Changelog of @hackage/hhlo 0.5.0.0

Revision history for hhlo

0.1.0.0 -- 2026-04-22

  • Initial release.
  • Type-safe EDSL for StableHLO with 50+ ops.
  • CPU execution via PJRT CPU plugin.
  • GPU execution via PJRT CUDA plugin with device enumeration and selection.
  • Multi-GPU concurrent inference scaling via executeReplicas.
  • 115 CPU tests + 6 GPU integration tests.
  • 29 executable examples including ResNet-18, AlexNet, Transformer, and UNet.

0.2.0.0 -- 2026-04-22

BREAKING: Operation AST changed from single-result to multi-result. Any code using opResult / opResultType or pattern-matching on the Operation constructor must update to opResults / opResultTypes.

  • Multi-result Operation AST — Operation now supports opResults :: [ValueId] and opResultTypes :: [TensorType], enabling ops with multiple outputs such as stablehlo.rng_bit_generator.
  • Multi-value control flow — added whileLoop2, conditional2, whileLoopN, and conditionalN for carrying multiple typed tensors through loops and conditionals without manual packing.
  • Random number generation — added rngUniform, rngNormal, and rngBitGenerator to the EDSL, wrapping stablehlo.rng and stablehlo.rng_bit_generator.
  • PJRT CPU v1.16.0 parser compatibility fixes:
    • stablehlo.compare now emits generic form with enum attributes (#stablehlo<comparison_direction LT>) instead of custom form.
    • stablehlo.rng and stablehlo.rng_bit_generator emit generic form.
    • func.return for multi-result functions no longer wraps types in parentheses.
  • New examples: 30-rng-uniform, 31-rng-normal, 32-rng-bit-generator, 33-multi-value-loop.
  • Updated example 12-while from print-only to fully executable.
  • Test count: 124 CPU tests + 6 GPU integration tests.

0.3.0.0 -- 2026-04-25

BREAKING: compare and lessThan now return shape-preserving Tensor s 'Bool instead of scalar Tensor '[] 'Bool. New exports sqrt, sin, cos, tan, floor, ceil may conflict with Prelude.
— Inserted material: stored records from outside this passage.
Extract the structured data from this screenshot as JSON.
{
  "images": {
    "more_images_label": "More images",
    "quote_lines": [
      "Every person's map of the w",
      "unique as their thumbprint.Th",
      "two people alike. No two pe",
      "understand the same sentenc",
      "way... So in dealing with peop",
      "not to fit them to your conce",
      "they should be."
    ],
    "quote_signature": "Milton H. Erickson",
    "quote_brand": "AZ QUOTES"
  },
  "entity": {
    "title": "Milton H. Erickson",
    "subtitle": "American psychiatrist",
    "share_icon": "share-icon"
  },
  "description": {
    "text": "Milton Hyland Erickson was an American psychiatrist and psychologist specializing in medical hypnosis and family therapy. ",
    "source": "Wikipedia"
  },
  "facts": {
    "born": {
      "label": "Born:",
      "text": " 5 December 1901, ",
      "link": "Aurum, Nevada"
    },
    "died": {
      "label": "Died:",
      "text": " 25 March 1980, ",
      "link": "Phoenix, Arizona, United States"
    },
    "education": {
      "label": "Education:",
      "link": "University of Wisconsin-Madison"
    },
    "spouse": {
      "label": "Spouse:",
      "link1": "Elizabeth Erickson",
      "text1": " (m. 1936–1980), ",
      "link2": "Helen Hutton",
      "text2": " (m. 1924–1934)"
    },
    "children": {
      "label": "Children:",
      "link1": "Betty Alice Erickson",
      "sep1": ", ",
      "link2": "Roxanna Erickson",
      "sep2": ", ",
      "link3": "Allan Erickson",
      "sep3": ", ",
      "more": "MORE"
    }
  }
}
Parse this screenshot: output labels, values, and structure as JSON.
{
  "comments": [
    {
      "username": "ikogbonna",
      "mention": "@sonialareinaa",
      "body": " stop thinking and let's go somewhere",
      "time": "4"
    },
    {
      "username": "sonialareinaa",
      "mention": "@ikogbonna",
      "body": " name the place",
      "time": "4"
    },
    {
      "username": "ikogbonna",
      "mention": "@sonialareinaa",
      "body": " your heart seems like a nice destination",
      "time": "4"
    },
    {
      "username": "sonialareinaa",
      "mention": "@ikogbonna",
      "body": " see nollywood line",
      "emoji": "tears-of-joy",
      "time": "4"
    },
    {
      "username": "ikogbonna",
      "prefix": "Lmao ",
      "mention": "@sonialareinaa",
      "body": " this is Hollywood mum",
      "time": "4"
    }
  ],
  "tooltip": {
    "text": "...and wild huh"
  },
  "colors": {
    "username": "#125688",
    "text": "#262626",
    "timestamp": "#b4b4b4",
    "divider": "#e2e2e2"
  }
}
  • New primitive ops: sqrt, rsqrt, sin, cos, tan, pow, log1p, floor, ceil.
  • New composite / convenience ops: sigmoid, sumAll, pack2, pack3, slice1.
  • Fixed compare to return shape-preserving Tensor s 'Bool per StableHLO spec.
  • New comparison wrappers: equal, notEqual, greaterThan, lessThanOrEqual, greaterThanOrEqual.
  • Test count: 141 CPU tests + 6 GPU integration tests.

0.4.0.0 -- 2026-04-26

BREAKING: HostType 'Bool changed from Bool to Word8 to match PJRT's PRED buffer transfer semantics.

  • Convenience layer — two new modules that eliminate boilerplate for the common compile-and-run workflow:
    • HHLO.ModuleBuilder provides buildModule @nIn @nOut, a polymorphic entry point (via TypeApplications) that auto-generates FuncArg declarations and wires up arg calls. No more natVal or FuncArg boilerplate.
    • HHLO.Session provides withCPU, withGPU, withGPUDevice, compile, run, runAsync, and typed HostTensor host-device transfers. No more manual render, toDeviceF32, fromDeviceF32, or shape lists.
  • whileLoop3whileLoop8 and conditional3conditional8 for carrying 3–8 heterogeneous tensors through control flow.
  • Boolean logic ops: logicalAnd, logicalOr, logicalNot.
  • New dependency: directory (for plugin-path discovery in withCPU/withGPU).
  • Test count: 155 CPU tests + 6 GPU integration tests.

0.5.0.0 -- 2026-04-27

  • Autograd — reverse-mode automatic differentiation is now part of HHLO. New module HHLO.Autograd provides grad and vjp combinators that transform HHLO computation graphs into their gradients, producing new StableHLO modules that compile via PJRT. VJP rules cover ~25 ops including element-wise arithmetic, matmul, transpose, reshape, broadcast, reduce, slice, pad, concatenate, select, and more.
  • New convenience ops:
    • einsum — Einstein summation via subscript strings (e.g. "ij,jk->ik"). Parses labels, computes batch/contracting dims, and emits the correct stablehlo.dot_general + optional stablehlo.transpose.
    • split — split a tensor into N equal parts along a dimension.
    • stack — stack N tensors along a new axis.
    • productAll, productDim — product reductions (mirrors sumAll/reduceSumDim).
    • topK — return top-K values along a dimension via sort + slice.
  • Bug fix: stablehlo.sort now wraps its region in parentheses for PJRT v1.16.0 parser compatibility.
  • Test count: 181 CPU tests + 6 GPU integration tests.